I also wanted to know about the kind of feedback he gets from blogging. I know I’m thrilled whenever you all comment here, but his posts don’t provoke many responses. Even though I’ve been reading (and loving) his blog for months, I don’t think I’ve ever commented. But despite the lack of comments on his blog, he’s reaching a much larger audience than he ever expected. Aaron really loves teaching and plans to make it a big part of his career, but as a teacher, you’re limited to the students in your classes. So he was excited that the potential (and actual) audience for his blog is just so much larger.
Aaron does have a fair amount of experience teaching undergraduate students and hopes to one day teach and mentor at a small liberal arts college. I was amazed that he’s already thinking of how to translate his research interests into tractable projects for undergraduate students! He’s very interested in getting students into a graphical, quantitative mindset. I was happy to hear that he recognized that learning to interpret complex graphs – something scientists do without pause every day – isn’t easy and needs to be taught.
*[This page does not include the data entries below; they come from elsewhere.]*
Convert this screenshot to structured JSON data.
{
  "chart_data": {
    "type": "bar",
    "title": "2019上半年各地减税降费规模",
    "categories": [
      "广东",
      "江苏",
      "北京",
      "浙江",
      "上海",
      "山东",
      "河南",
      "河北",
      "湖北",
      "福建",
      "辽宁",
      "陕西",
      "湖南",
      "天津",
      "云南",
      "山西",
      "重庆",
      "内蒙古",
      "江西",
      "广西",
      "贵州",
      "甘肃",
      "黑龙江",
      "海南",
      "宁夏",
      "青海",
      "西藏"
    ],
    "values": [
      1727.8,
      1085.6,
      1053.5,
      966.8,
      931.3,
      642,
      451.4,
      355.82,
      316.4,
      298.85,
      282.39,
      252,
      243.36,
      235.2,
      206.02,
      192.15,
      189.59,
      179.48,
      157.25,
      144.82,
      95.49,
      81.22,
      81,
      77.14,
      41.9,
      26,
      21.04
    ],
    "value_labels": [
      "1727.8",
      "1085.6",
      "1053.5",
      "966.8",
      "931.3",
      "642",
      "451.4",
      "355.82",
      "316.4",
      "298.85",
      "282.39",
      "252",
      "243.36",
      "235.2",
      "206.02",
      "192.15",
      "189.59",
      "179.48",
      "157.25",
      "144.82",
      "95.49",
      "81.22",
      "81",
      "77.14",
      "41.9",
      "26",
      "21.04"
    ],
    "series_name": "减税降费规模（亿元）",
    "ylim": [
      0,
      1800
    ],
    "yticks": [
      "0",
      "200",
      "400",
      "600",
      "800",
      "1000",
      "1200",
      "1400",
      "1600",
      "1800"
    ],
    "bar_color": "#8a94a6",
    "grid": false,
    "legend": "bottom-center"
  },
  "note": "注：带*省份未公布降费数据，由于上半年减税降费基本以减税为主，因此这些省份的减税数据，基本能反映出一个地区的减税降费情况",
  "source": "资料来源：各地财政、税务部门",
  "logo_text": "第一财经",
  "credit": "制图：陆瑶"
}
Now Aaron is doing important ecological work using very sophisticated modeling techniques, but he didn’t start college hoping to become an math-y ecologist. He was definitely still passionate about the environment back then, and he thought that environmental studies was the way to go. But his professors really emphasized scientific thinking and quantitative skills, and he came to really enjoy that way of approaching and interpreting the world. He wants to give his students that same vehicle of science for exploring the world someday.